The first full day of the NMC (New Media Consortium) 2016 Summer Conference here in Rochester, New York is far from over, but we’re already seeing signs that it’s a wonderfully transformative gathering of educator/trainer/ed-tech innovators from all over the world.
Our minds are exploding with ideas coming from formal sessions, informal hallway and over-meal conversations, and online interactions with colleagues who are here even though they’re actually participating via Twitter and other online platforms rather than traveling hundreds or thousands of miles to join the party. Our vocabulary and our approach to teaching-training-learning-doing is growing as a result of the exchanges—one person in the “Rethinking Digital Literacy” session I facilitated earlier this afternoon, for example, expanded our richly-descriptive vocabulary by observing that “I’m in a room with a bunch of ‘hyper-normals.’” And many of us are already committing to concrete actions we will take, when we return to our day-to-day learning landscapes, as a result of what we are learning/experiencing/discussing here.
As always, the learning begins at the moment we arrive in the conference city. Many of us start running into each other in hotel lobbies, coffee shops, restaurants, or local cultural centers even before the first formal onsite session begins. We also begin interacting via conference backchannels on Twitter; through our own pre-conference preparation including reading and blogging; pre-conference meals; and, sometimes, through phone calls with colleagues who cannot be here or are not yet here. It continues through the formal keynote/plenary sessions, like the engaging and inspiring “Games, Learning, and Society” presentation by Constance Steinkuehler that opened the NMC 2016 Summer Conference this morning.
Steinkuehler set a wonderful tone for the learning through numerous pithy, insightful observations, including the ideas that all game are models and simulations of something; that games are architecture for engagement—designed to be sticky; that games are vehicles for interest-based learning; and that games can make students care about what they’re learning by sparking curiosity.
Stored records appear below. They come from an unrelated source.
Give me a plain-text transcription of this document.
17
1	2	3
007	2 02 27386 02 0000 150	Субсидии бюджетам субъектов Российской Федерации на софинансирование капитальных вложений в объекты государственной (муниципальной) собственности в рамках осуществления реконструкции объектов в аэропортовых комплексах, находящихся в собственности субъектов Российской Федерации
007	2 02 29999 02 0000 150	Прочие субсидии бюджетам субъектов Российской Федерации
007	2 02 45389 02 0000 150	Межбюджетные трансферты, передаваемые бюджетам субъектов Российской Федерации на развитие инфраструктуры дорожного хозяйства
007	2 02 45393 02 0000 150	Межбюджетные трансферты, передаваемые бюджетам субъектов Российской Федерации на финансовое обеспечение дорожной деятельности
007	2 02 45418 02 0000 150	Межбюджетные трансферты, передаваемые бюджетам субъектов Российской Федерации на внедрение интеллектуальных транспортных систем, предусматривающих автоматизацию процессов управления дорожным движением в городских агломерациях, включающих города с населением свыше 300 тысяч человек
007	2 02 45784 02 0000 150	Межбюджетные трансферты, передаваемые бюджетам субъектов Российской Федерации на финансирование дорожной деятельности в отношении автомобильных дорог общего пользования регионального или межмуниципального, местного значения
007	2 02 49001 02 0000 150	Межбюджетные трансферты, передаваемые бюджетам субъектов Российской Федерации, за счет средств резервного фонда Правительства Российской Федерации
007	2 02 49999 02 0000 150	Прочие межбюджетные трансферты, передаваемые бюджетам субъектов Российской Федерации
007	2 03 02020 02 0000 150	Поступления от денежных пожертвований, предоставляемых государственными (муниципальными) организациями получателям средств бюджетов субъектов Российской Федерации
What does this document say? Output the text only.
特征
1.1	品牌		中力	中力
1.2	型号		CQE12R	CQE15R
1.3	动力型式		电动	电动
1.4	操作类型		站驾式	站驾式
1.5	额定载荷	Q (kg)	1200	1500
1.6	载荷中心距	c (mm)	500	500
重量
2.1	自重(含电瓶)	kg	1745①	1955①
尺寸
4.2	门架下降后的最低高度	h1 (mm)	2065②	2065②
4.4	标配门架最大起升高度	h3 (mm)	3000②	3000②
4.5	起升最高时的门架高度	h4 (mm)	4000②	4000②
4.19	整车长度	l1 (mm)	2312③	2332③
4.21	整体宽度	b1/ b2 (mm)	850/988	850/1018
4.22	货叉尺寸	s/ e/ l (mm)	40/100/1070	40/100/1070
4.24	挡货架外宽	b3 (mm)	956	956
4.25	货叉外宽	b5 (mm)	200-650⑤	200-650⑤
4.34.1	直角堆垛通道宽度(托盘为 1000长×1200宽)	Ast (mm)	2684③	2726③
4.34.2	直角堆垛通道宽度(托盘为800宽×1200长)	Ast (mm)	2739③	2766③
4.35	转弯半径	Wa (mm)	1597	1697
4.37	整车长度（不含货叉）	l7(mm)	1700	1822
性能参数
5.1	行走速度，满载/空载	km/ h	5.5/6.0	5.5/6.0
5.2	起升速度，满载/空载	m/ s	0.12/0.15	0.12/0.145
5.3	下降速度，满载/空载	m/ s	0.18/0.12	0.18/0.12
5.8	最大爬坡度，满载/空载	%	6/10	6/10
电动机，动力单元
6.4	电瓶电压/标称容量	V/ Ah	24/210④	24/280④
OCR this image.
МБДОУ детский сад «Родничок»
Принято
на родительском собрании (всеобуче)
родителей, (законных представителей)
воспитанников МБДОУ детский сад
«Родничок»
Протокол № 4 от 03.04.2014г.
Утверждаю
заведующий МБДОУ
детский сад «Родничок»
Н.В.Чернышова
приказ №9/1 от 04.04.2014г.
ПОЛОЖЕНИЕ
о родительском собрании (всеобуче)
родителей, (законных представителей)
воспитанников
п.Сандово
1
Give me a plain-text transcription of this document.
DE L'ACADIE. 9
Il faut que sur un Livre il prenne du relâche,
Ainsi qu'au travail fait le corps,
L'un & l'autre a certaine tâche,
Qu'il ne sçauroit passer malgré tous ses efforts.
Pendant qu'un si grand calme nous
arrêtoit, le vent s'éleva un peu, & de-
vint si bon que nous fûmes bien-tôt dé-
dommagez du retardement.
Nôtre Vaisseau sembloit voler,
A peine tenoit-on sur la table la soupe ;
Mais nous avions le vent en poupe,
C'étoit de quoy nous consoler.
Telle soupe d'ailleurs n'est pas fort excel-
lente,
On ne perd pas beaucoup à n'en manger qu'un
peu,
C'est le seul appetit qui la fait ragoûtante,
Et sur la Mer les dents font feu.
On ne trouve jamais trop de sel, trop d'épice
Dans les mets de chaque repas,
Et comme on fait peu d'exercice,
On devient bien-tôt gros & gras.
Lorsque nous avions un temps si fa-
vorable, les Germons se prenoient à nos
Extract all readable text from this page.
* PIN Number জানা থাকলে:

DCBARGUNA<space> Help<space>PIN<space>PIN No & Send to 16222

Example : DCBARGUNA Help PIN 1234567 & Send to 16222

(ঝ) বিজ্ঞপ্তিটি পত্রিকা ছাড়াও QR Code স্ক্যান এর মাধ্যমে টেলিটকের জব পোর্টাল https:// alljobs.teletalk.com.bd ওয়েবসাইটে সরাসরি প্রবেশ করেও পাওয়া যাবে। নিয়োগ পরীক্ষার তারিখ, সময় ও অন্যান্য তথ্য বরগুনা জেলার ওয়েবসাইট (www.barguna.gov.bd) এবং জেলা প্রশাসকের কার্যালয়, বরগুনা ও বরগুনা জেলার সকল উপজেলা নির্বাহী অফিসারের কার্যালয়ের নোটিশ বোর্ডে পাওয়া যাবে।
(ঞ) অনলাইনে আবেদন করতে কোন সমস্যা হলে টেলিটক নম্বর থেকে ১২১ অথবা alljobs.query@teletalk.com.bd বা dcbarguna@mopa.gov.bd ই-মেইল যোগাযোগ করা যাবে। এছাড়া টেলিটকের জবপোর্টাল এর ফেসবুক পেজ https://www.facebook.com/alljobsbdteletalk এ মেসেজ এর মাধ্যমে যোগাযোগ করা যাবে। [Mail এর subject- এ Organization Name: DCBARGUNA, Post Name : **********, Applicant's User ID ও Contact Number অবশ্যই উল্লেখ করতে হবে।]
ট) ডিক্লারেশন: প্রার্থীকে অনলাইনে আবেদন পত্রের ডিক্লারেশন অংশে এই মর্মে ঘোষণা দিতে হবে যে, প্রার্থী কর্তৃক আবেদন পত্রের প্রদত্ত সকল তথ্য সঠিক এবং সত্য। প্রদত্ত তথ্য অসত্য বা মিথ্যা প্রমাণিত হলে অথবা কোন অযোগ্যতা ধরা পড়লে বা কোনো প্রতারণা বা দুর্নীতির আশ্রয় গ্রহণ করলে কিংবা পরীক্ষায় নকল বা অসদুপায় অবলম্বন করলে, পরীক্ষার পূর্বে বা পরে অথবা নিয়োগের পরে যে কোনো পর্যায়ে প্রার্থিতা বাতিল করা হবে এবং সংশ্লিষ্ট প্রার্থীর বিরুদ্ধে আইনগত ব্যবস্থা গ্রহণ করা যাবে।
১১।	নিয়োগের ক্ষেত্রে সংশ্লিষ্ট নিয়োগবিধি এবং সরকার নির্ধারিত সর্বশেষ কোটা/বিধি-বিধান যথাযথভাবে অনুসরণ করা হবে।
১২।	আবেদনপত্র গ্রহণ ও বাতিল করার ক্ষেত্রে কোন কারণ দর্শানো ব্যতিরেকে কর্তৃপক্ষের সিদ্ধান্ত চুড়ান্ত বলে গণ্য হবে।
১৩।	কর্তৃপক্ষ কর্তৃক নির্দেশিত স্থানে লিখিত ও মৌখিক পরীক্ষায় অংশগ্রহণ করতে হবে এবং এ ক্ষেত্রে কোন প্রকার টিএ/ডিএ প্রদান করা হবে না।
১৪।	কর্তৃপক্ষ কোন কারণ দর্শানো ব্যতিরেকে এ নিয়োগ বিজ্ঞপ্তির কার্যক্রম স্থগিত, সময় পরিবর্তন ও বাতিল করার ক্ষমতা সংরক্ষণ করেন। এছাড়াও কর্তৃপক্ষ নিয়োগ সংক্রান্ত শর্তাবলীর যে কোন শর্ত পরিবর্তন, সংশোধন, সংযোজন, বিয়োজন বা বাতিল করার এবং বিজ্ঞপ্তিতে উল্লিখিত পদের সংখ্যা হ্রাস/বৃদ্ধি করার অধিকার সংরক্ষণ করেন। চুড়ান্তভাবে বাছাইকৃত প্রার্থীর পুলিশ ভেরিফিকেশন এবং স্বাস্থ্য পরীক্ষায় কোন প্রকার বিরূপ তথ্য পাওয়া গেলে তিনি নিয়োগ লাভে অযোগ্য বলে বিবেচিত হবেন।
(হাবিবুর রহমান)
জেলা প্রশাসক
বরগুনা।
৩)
A 2015 webinar title captures the essence of the current conference
Breakout sessions on a variety of topics have offered—and will continue to offer—engaging opportunities to hear our best colleagues bringing us up to date on ed-tech trends, challenges, and developments. A lunch-time town-hall meeting gave us an opportunity to discuss and influence the future of NMC onsite as well as online through an NMCNext website. A playful “Five Minutes of Fame” session later today will expose us to a variety of cutting-edge case studies. And informal “Idea Lab” offerings tomorrow capture “the best in big thinking from the NMC community” so we can “learn about the latest edtech projects through interactives, posters, and all kinds of formats that showcase how the future of learning is happening right now,” conference organizers tell us in the official conference program booklet.
All of this is what NMC as a highly-focused, extremely collaborative, and forward-thinking community of learning does best. It provides us with a blended onsite-online platform to engage and explore opportunities for thinking and for action in the ed-tech arena. It brings us together in ways we would not otherwise convene and encounter and interact with each other. It supports a process of contributing to positive transformation at a local, regional, national, and international level. And it knows enough to make sure that all of this is fun, inspiration, and capable of producing concrete results.